Five Power Five jobs are now open in the 2022 cycle after Cincinnati coach Luke Fickell left to take the job at Wisconsin. The Bearcats are set to move to the Big 12 in 2023, but now will have to do it without the coach who led the program to the College Football Playoff in 2021. 

Cincinnati is the second Power Five job to open after the season ended, joining Stanford after David Shaw resigned after 12 seasons in Palo Alto, California. Shaw leaves as the winningest coach in program history with a 96-54 record and a universally respected figure in college football. More openings could come. 

Nebraska coach Scott Frost was the first coach pink-slipped of the cycle and things have only spiraled from there. Georgia Tech and Colorado made changes after Geoff Collins and Karl Dorrell, respectively, led their teams to historically miserable starts. Auburn coach Bryan Harsin was fired on Halloween. Arizona State canned Herm Edwards after a 1-3 start and NCAA investigations, while Wisconsin parted ways with Paul Chryst after a 2-3 start at Wisconsin. 

Arizona State ultimately hired rising Oregon offensive coordinator Kenny Dillingham for the role. Dillingham, 32, is the youngest head coach in FBS football. Nebraska went to the NFL ranks and nabbed recently fired Carolina Panthers coach Matt Rhule, a turnaround artist at Baylor and Temple. Fickell is the biggest poach of the cycle so far after Wisconsin hired him to revamp the program. More coaching hires could be coming soon as the regular season has come to a close. 

Part of firing a coach midseason is attempting to get to the market early. It can work out in a big way, like USC having weeks to orchestrate poaching Lincoln Riley from Oklahoma. However, the postseason market is now starting to open with Shaw leaving his post at Stanford. If last year is any indication, the poaching season could lead to a whole new round of openings. 

That in mind, and with the carousel off to an early start yet again, let's have a look at the best Power Five coach openings on the heels of Stanford coming open. 

Ranking the best Power Five openings
Auburn ranks as perhaps the most mercurial job in all of college football. It's been proven there's legitimate national championship upside at this program; the Tigers have appeared in a pair of national title game since 2010. Whomever takes over the program also must contend with Alabama and Georgia as their chief rivals -- perhaps the most unwinnable scenario in college football -- along with a terminally dysfunctional administration and booster corps. Texas and Oklahoma will join the SEC in the next three years, which will only make the Auburn job more difficult. However, the combination of money and upside in the SEC recruiting footprint ensures the job will be attractive. The question just remains: How attractive?  
Welcome to the Power Five coaching carousel, Cincinnati. Luke Fickell transformed the Bearcats into the nation's pre-eminent Group of Five progrm and a College Football Playoff contender, and a new coach will take Cincinnati into the Big 12 era.
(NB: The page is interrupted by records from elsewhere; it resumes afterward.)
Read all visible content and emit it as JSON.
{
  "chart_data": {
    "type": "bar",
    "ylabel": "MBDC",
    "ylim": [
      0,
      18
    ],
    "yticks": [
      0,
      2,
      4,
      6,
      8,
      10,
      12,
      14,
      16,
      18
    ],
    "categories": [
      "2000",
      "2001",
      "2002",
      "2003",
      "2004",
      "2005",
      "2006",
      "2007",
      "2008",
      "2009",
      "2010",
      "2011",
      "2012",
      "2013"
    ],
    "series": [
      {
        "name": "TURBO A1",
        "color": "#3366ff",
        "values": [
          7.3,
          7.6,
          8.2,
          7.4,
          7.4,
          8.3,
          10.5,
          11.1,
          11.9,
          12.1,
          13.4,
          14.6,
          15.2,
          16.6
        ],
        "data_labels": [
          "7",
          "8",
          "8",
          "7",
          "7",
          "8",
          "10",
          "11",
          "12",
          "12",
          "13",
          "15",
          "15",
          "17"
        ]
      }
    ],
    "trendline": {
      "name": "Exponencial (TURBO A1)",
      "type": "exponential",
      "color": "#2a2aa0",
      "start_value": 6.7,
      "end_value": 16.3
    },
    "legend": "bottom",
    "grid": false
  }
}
There's no question this program has a pathway to success at the high-major level with the upgrades in status and infrastructure made under Fickell. However, following a program legend and overseeing a transition does come with complications -- and expectations. Regardless, Cincinnati should get high-quality candidates chasing this job.  
The last time Stanford made an external coaching hire was 2006 when the program plucked a former NFL player with just three years of collegiate coaching experience from San Diego to take over the program. Jim Harbaugh and his protege David Shaw could not have worked out better, but Shaw's resignation on Nov. 27 leaves the Cardinal in a difficult position. Stanford has all the money and prestige in the world to attract a quality coach, but any leader will have to work through exceedingly stringent academic standards. After a 6-18 record over the past two seasons, any candidate will have to gauge Stanford's commitment to major college football, especially in the era of NIL and post-Pac-12 realignment. The upside is high, but Stanford is one of the toughest jobs in the country. 
If the Geoff Collins era was any indication, sitting in the middle of downtown Atlanta and throwing Waffle House logos on merchandise isn't enough to get recruits to campus. Georgia Tech compares more favorably to Stanford and Duke due to the academic prestige and requirements in order to get recruits into the school than the SEC and ACC programs in the Southeast it has to recruit against. The most successful period in recent memory came while running the triple-option under Paul Johnson and opting not to compete in the rough-and-tumble SEC recruiting footprint. Whomever takes over this job has their hands full trying to choose a long-term identity.
Colorado boasts a great campus right in one of the most beautiful areas in the country. Unfortunately, all the great attractions around Boulder manifest in tenuous, at best, football investment. Colorado ranked last among public schools in the Pac-12 in athletic spending during the 2020-21 school year. Just three years ago, the Buffaloes lost a coach to Michigan State after one season. There's no proven recruiting grounds or pathway to success at Colorado, and that has been firmly reflected in the ability to acquire and retain coaching talent.